Posted May 1, 2018 by Martin Armstrong
More national holidays today (India, China, Hong Kong, Singapore) which makes volume trades more difficult or even held until volume returns. The Nikkei climbed from a weak morning session to make just a modest (+0.2%) return. It is Golden Week in Japan and so will be closed Thursday and Friday also. The Yen, although light volume trading, remains heavy in the mid to high 106’s but is probably more a result of Dollar strength than finally taking hold on against many currencies. This move is evident in the A$ which broke the 0.75cents mark in early US trading hours and is now at its weakest level since June 2017.
May Day holidays in Europe also, so some key markets (France, Spain, Germany) closed for the day. Most o the talk surrounded the UK today with manufacturing growth slowing (18 month low), they hit an already weak Sterling. Breaking what any called key support (1.37) early in the day just led to even more long liquidation driving values down even more. Towards the end of US session we were trading with a 1.35 handle and witnessing a decline on the day of around 1.5%. The currency decline did help FTSE but lots the mornings gains into the close, managing just +0.15%. Confidence has certainly been dented recently in the UK, with all the bickering between the Lords and Parliament. The markets look as though they have started to take the probability of a fresh vote away and the likelihood of a no-deal. The latest UK data looks to have postponed any chance of immediate rate increases and could even have pushed them into Q4 or even Q1 2019. The Euro also broke the psychological 1.20 mark losing -0.7% on the day.

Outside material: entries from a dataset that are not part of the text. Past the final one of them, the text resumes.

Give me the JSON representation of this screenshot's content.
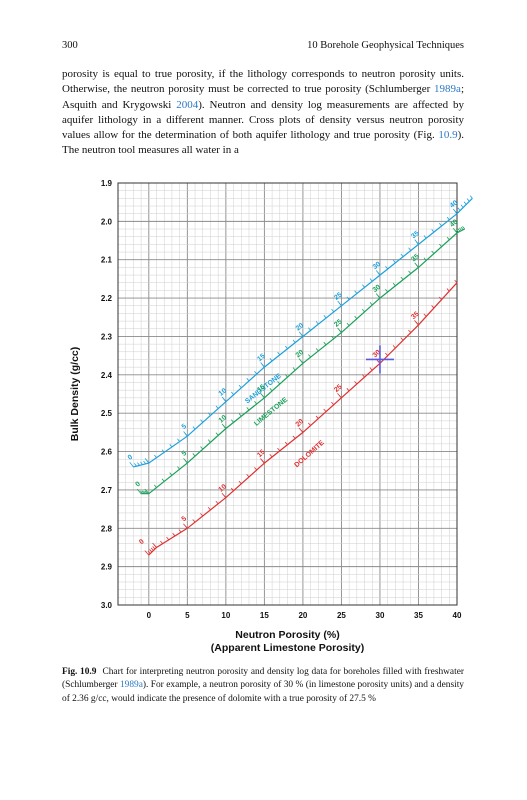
{
  "header": {
    "page_number": "300",
    "running_title": "10   Borehole Geophysical Techniques"
  },
  "body": {
    "parts": [
      "porosity is equal to true porosity, if the lithology corresponds to neutron porosity units. Otherwise, the neutron porosity must be corrected to true porosity (Schlumberger ",
      "1989a",
      "; Asquith and Krygowski ",
      "2004",
      "). Neutron and density log measurements are affected by aquifer lithology in a different manner. Cross plots of density versus neutron porosity values allow for the determination of both aquifer lithology and true porosity (Fig. ",
      "10.9",
      "). The neutron tool measures all water in a"
    ]
  },
  "caption": {
    "label": "Fig. 10.9",
    "parts": [
      "Chart for interpreting neutron porosity and density log data for boreholes filled with freshwater (Schlumberger ",
      "1989a",
      "). For example, a neutron porosity of 30 % (in limestone porosity units) and a density of 2.36 g/cc, would indicate the presence of dolomite with a true porosity of 27.5 %"
    ]
  },
  "chart_data": {
    "type": "line",
    "title": "",
    "xlabel": "Neutron Porosity (%)",
    "xlabel_sub": "(Apparent Limestone Porosity)",
    "ylabel": "Bulk Density (g/cc)",
    "xlim": [
      -4,
      40
    ],
    "ylim": [
      1.9,
      3.0
    ],
    "y_reversed": true,
    "x_ticks": [
      "0",
      "5",
      "10",
      "15",
      "20",
      "25",
      "30",
      "35",
      "40"
    ],
    "y_ticks": [
      "1.9",
      "2.0",
      "2.1",
      "2.2",
      "2.3",
      "2.4",
      "2.5",
      "2.6",
      "2.7",
      "2.8",
      "2.9",
      "3.0"
    ],
    "grid": true,
    "series": [
      {
        "name": "SANDSTONE",
        "color": "#1ea0dc",
        "points": [
          [
            -2,
            2.64
          ],
          [
            0,
            2.63
          ],
          [
            5,
            2.56
          ],
          [
            10,
            2.47
          ],
          [
            15,
            2.38
          ],
          [
            20,
            2.3
          ],
          [
            25,
            2.22
          ],
          [
            30,
            2.14
          ],
          [
            35,
            2.06
          ],
          [
            40,
            1.98
          ],
          [
            42,
            1.94
          ]
        ],
        "labels": [
          [
            "0",
            -2,
            2.64
          ],
          [
            "5",
            5,
            2.56
          ],
          [
            "10",
            10,
            2.47
          ],
          [
            "15",
            15,
            2.38
          ],
          [
            "20",
            20,
            2.3
          ],
          [
            "25",
            25,
            2.22
          ],
          [
            "30",
            30,
            2.14
          ],
          [
            "35",
            35,
            2.06
          ],
          [
            "40",
            40,
            1.98
          ]
        ],
        "name_at": [
          15,
          2.44
        ]
      },
      {
        "name": "LIMESTONE",
        "color": "#1aa05a",
        "points": [
          [
            -1,
            2.71
          ],
          [
            0,
            2.71
          ],
          [
            5,
            2.63
          ],
          [
            10,
            2.54
          ],
          [
            15,
            2.46
          ],
          [
            20,
            2.37
          ],
          [
            25,
            2.29
          ],
          [
            30,
            2.2
          ],
          [
            35,
            2.12
          ],
          [
            40,
            2.03
          ],
          [
            41,
            2.02
          ]
        ],
        "labels": [
          [
            "0",
            -1,
            2.71
          ],
          [
            "5",
            5,
            2.63
          ],
          [
            "10",
            10,
            2.54
          ],
          [
            "15",
            15,
            2.46
          ],
          [
            "20",
            20,
            2.37
          ],
          [
            "25",
            25,
            2.29
          ],
          [
            "30",
            30,
            2.2
          ],
          [
            "35",
            35,
            2.12
          ],
          [
            "40",
            40,
            2.03
          ]
        ],
        "name_at": [
          16,
          2.5
        ]
      },
      {
        "name": "DOLOMITE",
        "color": "#e03030",
        "points": [
          [
            0,
            2.87
          ],
          [
            1,
            2.85
          ],
          [
            5,
            2.8
          ],
          [
            10,
            2.72
          ],
          [
            15,
            2.63
          ],
          [
            20,
            2.55
          ],
          [
            25,
            2.46
          ],
          [
            30,
            2.37
          ],
          [
            35,
            2.27
          ],
          [
            40,
            2.16
          ]
        ],
        "labels": [
          [
            "0",
            -0.5,
            2.86
          ],
          [
            "5",
            5,
            2.8
          ],
          [
            "10",
            10,
            2.72
          ],
          [
            "15",
            15,
            2.63
          ],
          [
            "20",
            20,
            2.55
          ],
          [
            "25",
            25,
            2.46
          ],
          [
            "30",
            30,
            2.37
          ],
          [
            "35",
            35,
            2.27
          ]
        ],
        "name_at": [
          21,
          2.61
        ]
      }
    ],
    "example_point": {
      "x": 30,
      "y": 2.36,
      "color": "#5a5ae0"
    }
  }
}
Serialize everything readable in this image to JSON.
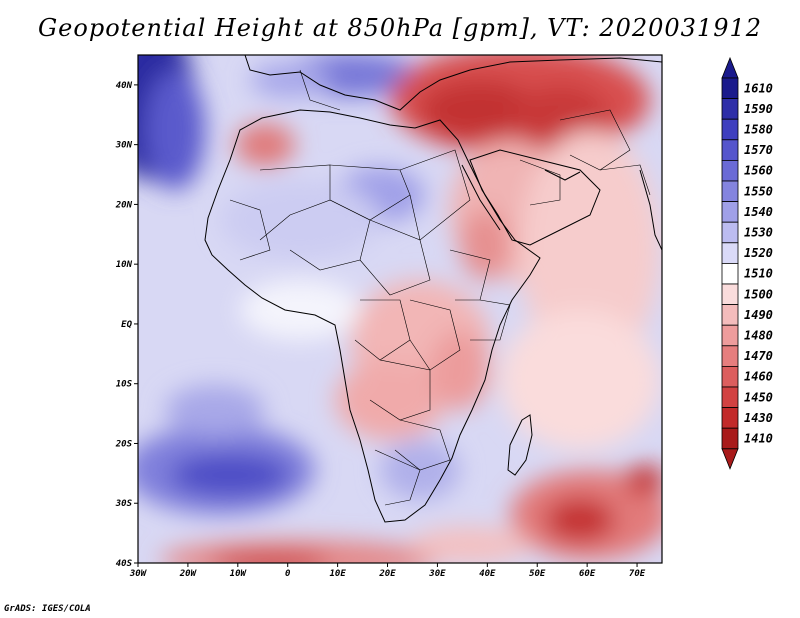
{
  "title": "Geopotential Height at 850hPa [gpm], VT: 2020031912",
  "credit": "GrADS: IGES/COLA",
  "map": {
    "lon_labels": [
      "30W",
      "20W",
      "10W",
      "0",
      "10E",
      "20E",
      "30E",
      "40E",
      "50E",
      "60E",
      "70E"
    ],
    "lat_labels": [
      "40N",
      "30N",
      "20N",
      "10N",
      "EQ",
      "10S",
      "20S",
      "30S",
      "40S"
    ],
    "lon_range": [
      -30,
      75
    ],
    "lat_range": [
      -40,
      45
    ]
  },
  "colorbar": {
    "levels": [
      "1610",
      "1590",
      "1580",
      "1570",
      "1560",
      "1550",
      "1540",
      "1530",
      "1520",
      "1510",
      "1500",
      "1490",
      "1480",
      "1470",
      "1460",
      "1450",
      "1430",
      "1410"
    ],
    "colors": [
      "#1a1a8c",
      "#2e2ea8",
      "#3f3fbf",
      "#5555cc",
      "#6a6ad6",
      "#8484df",
      "#a0a0e8",
      "#bcbcf0",
      "#dadaf8",
      "#ffffff",
      "#fadcdc",
      "#f4bcbc",
      "#ee9c9c",
      "#e67e7e",
      "#dc5e5e",
      "#d24242",
      "#c22a2a",
      "#a81a1a"
    ]
  }
}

The first day of May and despite the early decline most core recovered to close better. At one point we had seen the DOW off nearly 400 points, but a recovery in Tech lifted the NASDAQ on talk that Apple results (reporting just after the bell) maybe better than expected helped all indices. Comments from US Trade representative Lighthiser explained he did not wish to see a US/China trade war certainly helped markets off their lows. US inflationary indicators are building which will have all looking at the FED. The FX market is showing its interpretation with a huge rally in the DXY. An impressive bounce from the lows but we will be interested to watch Europe’s reaction tomorrow to both the currency, Bonds and the FED.
After the bell T-Mobile released better than expected results (earnings and revenue) with Apple numbers unchanged on units sold (small price reduction however) but a beat in revenue and sees its shares up +5% in after hours trading. The stock had suffered on earnings concerns recently, so this should restore those fears.
Japan 0.035%, US 2’s closed 2.51% (+3bp), 10’s 2.97% (+1bp), 30’s 3.14% (+3bp), Bunds 0.57% (u/c), France 0.79% (+1bp), Italy 1.78% (u/c), Greece 3.81% (u/c), Turkey 12.22% (u/c), Portugal 1.64% (u/c), Spain 1.27% (u/c), and Gilts 1.40% (-2bp). As most of core Europe was closed today, we are best to await tomorrows trading to see where we stand.